Avrupa’nın tam ortasında ve dünyanın gözü önünde işlenen Srebrenitsa soykırımı, aradan 26 yıl geçmesine rağmen, hâlâ yüreklerimizde buruk bir acı olarak devam etmektedir.
Bosna-Hersek’te korkunç bir katliamla dini ve etnik temizlik yapmak isteyen Çetnikler, birkaç gün içinde hunharca katlettikleri en az 8 bin 372 Boşnak Müslümanı 60 kadar toplu mezara gömerek tarihin gördüğü en utanç verici hadiselerden birini insanlığa yaşatmıştır. Bu katliam, Lahey Adalet Divanı tarafından hukuki olarak belgelenmiş en acımasız vahşet, en büyük soykırım ve etnik temizlik olarak tespit edilmiştir.
Bosna-Hersek’i ‘Büyük Sırbistan’a bağlamayı amaçlayan silahlı saldırılara karşı direnen Srebrenitsa’nın elektrik ve suları kesilmiş, gıda ve ilaç girişi ambargoyla engellenmiş, şehirde savunmasız, çaresiz bırakılan Boşnaklar insani felaket yaşamamak için Birleşmiş Milletler (BM) gözetiminde silahsızlanmayı kabul ederek, yine BM’nin güvenli bölgesine sığınmıştır.
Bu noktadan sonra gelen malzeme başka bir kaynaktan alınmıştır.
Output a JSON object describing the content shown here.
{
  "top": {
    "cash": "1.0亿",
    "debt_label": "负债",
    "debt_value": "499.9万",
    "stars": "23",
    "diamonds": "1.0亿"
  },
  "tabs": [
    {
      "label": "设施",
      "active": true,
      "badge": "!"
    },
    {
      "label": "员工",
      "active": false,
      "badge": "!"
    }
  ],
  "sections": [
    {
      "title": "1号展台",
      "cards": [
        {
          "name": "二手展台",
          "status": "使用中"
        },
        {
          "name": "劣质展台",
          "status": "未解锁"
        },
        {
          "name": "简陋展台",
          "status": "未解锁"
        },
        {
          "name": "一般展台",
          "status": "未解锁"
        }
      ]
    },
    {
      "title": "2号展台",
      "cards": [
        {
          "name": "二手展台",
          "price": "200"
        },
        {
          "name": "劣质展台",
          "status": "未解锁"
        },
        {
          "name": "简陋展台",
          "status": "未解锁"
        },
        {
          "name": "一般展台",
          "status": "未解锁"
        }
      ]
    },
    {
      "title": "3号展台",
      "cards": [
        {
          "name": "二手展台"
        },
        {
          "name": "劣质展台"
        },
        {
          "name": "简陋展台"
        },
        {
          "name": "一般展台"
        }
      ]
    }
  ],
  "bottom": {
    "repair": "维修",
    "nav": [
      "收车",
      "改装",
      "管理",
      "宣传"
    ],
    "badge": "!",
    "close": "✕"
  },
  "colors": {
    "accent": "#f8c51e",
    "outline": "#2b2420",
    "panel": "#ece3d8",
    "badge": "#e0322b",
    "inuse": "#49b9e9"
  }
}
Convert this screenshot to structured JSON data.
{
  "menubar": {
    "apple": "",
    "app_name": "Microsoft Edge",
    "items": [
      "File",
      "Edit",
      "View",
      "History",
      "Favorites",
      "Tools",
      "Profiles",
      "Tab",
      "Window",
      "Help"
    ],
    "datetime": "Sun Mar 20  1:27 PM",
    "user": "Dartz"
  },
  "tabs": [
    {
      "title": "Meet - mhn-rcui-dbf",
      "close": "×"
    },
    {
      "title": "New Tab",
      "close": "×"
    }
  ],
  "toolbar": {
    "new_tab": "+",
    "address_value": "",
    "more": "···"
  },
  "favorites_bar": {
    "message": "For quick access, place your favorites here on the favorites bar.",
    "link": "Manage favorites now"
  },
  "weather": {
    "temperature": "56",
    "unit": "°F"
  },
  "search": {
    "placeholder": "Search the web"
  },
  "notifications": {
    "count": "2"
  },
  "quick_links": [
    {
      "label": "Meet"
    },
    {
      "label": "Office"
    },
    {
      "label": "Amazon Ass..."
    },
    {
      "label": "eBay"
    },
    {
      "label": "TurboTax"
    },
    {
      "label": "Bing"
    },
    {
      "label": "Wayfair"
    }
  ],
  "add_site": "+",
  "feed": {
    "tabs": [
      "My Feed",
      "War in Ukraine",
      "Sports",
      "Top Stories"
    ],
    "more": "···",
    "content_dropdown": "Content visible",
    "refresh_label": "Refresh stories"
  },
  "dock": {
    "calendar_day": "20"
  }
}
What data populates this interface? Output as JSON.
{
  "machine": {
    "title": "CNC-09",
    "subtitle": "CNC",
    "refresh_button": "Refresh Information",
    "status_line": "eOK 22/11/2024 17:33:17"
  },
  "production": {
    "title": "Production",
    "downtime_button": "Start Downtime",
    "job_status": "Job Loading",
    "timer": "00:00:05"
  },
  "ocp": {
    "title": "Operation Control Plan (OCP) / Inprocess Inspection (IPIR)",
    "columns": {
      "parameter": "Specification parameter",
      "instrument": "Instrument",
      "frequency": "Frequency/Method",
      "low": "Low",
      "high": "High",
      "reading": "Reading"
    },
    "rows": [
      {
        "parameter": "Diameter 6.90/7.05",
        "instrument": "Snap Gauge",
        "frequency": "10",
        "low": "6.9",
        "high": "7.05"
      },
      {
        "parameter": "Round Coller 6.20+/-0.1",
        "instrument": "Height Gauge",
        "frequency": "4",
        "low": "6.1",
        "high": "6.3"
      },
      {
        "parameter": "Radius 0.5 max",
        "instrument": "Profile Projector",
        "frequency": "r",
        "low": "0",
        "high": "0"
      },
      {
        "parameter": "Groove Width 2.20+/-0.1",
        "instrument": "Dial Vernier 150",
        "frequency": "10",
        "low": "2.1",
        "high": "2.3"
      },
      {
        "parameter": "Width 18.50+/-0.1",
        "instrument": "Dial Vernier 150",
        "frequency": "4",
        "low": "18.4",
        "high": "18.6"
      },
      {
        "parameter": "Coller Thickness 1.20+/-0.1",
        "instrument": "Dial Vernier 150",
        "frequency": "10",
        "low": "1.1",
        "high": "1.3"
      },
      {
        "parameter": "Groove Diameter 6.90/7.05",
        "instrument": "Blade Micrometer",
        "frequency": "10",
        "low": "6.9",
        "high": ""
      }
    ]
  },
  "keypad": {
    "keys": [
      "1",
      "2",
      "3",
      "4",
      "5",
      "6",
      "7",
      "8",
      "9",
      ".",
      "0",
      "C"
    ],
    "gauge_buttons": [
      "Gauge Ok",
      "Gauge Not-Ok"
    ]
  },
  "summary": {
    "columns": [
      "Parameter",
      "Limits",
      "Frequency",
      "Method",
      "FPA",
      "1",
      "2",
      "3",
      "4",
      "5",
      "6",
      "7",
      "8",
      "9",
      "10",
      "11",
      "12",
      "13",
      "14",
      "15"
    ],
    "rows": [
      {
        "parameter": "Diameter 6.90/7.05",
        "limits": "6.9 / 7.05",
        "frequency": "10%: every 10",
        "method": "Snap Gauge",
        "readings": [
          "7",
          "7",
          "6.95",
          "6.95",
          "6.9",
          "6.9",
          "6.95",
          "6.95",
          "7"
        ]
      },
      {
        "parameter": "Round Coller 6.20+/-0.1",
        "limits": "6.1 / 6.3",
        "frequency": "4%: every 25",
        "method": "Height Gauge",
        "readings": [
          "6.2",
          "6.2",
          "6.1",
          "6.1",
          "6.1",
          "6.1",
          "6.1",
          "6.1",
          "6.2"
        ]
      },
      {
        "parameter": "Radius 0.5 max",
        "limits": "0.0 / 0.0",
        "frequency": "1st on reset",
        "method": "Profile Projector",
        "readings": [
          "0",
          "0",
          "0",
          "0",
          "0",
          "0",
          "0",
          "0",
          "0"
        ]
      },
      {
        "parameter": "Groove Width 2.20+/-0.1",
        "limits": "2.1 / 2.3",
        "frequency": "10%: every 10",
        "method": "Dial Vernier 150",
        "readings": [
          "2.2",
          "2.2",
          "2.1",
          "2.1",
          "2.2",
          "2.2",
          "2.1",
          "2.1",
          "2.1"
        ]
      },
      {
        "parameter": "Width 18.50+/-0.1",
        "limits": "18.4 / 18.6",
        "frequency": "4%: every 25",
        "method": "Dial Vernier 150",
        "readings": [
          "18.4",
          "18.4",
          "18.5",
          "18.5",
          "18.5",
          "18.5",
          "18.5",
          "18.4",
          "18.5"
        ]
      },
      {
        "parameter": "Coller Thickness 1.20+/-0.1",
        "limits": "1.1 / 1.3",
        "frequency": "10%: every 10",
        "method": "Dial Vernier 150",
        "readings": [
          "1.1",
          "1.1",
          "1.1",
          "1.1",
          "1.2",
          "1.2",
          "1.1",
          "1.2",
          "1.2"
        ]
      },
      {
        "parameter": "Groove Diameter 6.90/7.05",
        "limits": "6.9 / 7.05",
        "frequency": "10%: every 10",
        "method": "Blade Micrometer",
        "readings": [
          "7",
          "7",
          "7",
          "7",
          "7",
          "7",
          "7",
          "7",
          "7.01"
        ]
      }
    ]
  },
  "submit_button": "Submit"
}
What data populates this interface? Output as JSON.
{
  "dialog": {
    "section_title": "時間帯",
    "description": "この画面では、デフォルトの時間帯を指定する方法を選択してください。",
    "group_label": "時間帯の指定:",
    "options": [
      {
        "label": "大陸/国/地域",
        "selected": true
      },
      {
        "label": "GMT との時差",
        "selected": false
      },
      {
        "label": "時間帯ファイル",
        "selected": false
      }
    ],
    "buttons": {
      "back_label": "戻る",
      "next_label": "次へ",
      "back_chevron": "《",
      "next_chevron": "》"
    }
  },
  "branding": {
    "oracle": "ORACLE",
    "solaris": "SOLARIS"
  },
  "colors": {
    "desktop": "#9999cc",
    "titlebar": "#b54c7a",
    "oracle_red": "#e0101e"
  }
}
Ancak Boşnaklar, BM’ye, onun Hollandalı asker ve komutanlarına güvenmenin bedelini çok ağır ödemiş, yaklaşık 10 bin silahsız Müslüman, Ratko Mladiç’e teslim edilerek feci şekilde katledilmiştir. Toplu infaz yerlerine götürülürken bir şekilde kaçıp yine Potoçari’deki BM askeri kampına sığınan Boşnaklar da zorla Sırp güçlerine teslim edilmiştir. 11 Temmuz 1995’te sadece Srebrenitsa’da, resmî rakamlarla sayıları 8 bin 372 olan, belki daha fazla yaşlı, kadın, çocuk kurşuna dizilerek öldürülmüştür.
Bu insanlık suçunun ilk faili Sırplarsa, diğer suç ortakları da, önleme kapasitesi olmasına rağmen engelleyici tutum almayan BM ve kanlı planı bilmelerine rağmen hiçbir engelleme girişiminde bulunmayan Hollanda, Fransa, Almanya, İngiltere ve diğer batılı devletlerdir. Bu olayla, benliklerinin gerisinde Müslümanlara karşı gerektiğinde katliamdan bile çekinmeyen nefret ve düşmanlık duyguları çok net açığa çıkmıştır. BM’nin Srebrenitsa’da bir soykırıma seyirci hatta yardımcı olmasından sonra dünyanın birçok yerinde ırkçı ve İslam karşıtı terör saldırılarına sessiz kalması artık anlaşılmaz bir durum değildir.
Şu ana kadar bir yandan kimliği tespit edilen 6 bin 500 maktulün defin işlemi yapılırken, diğer yandan soykırımın kimi suçluları da yargılanmıştır. Bunlardan Ratko Mladiç, Uluslararası Ceza Mahkemesi’nde müebbet hapis cezasına çarptırılırken; Radovan Karadzic, önce 40 yıl, ardından müebbet hapse mahkûm edilmiş; Slobodan Miloşeviç ise yargılanma sürecinde hücresinde intihar etmiştir.
Bu insanlık utancı karşısında verilen sınav, Avrupa aydınları, sivil toplumu ve siyaseti adına da iyi sonuçlar vermemiştir. İnsan onuru, özgürlük, demokrasi, eşitlik, hukukun üstünlüğü ve azınlıklara mensup kişilerin hakları da dâhil olmak üzere, insan haklarına saygıyı dilinden düşürmeyen AB’nin, inanç ve etnik ayrımla ötekileştirdiği insanlar karşısında bütün ilkelerini unutarak beton sessizliğine bürünmesi, yeni Haçlı zihniyetinin yok edici refleksinden başka bir şey değildir. Srebrenitsa’da öldürülen, insanlık onuru, vicdanı, özgürlüğü, namusu olmuştur. Bu utanç, bu ayıp, modern Batı devlet ve birliklerinin onur madalyası olarak onlarla birlikte sürekli anılacaktır.
Eğitim-Bir-Sen olarak, tüm katliamları ve soykırımları lanetliyoruz. Bosna-Hersek’i, Srebrenitsa’yı asla unutmadık, unutturmayacağız.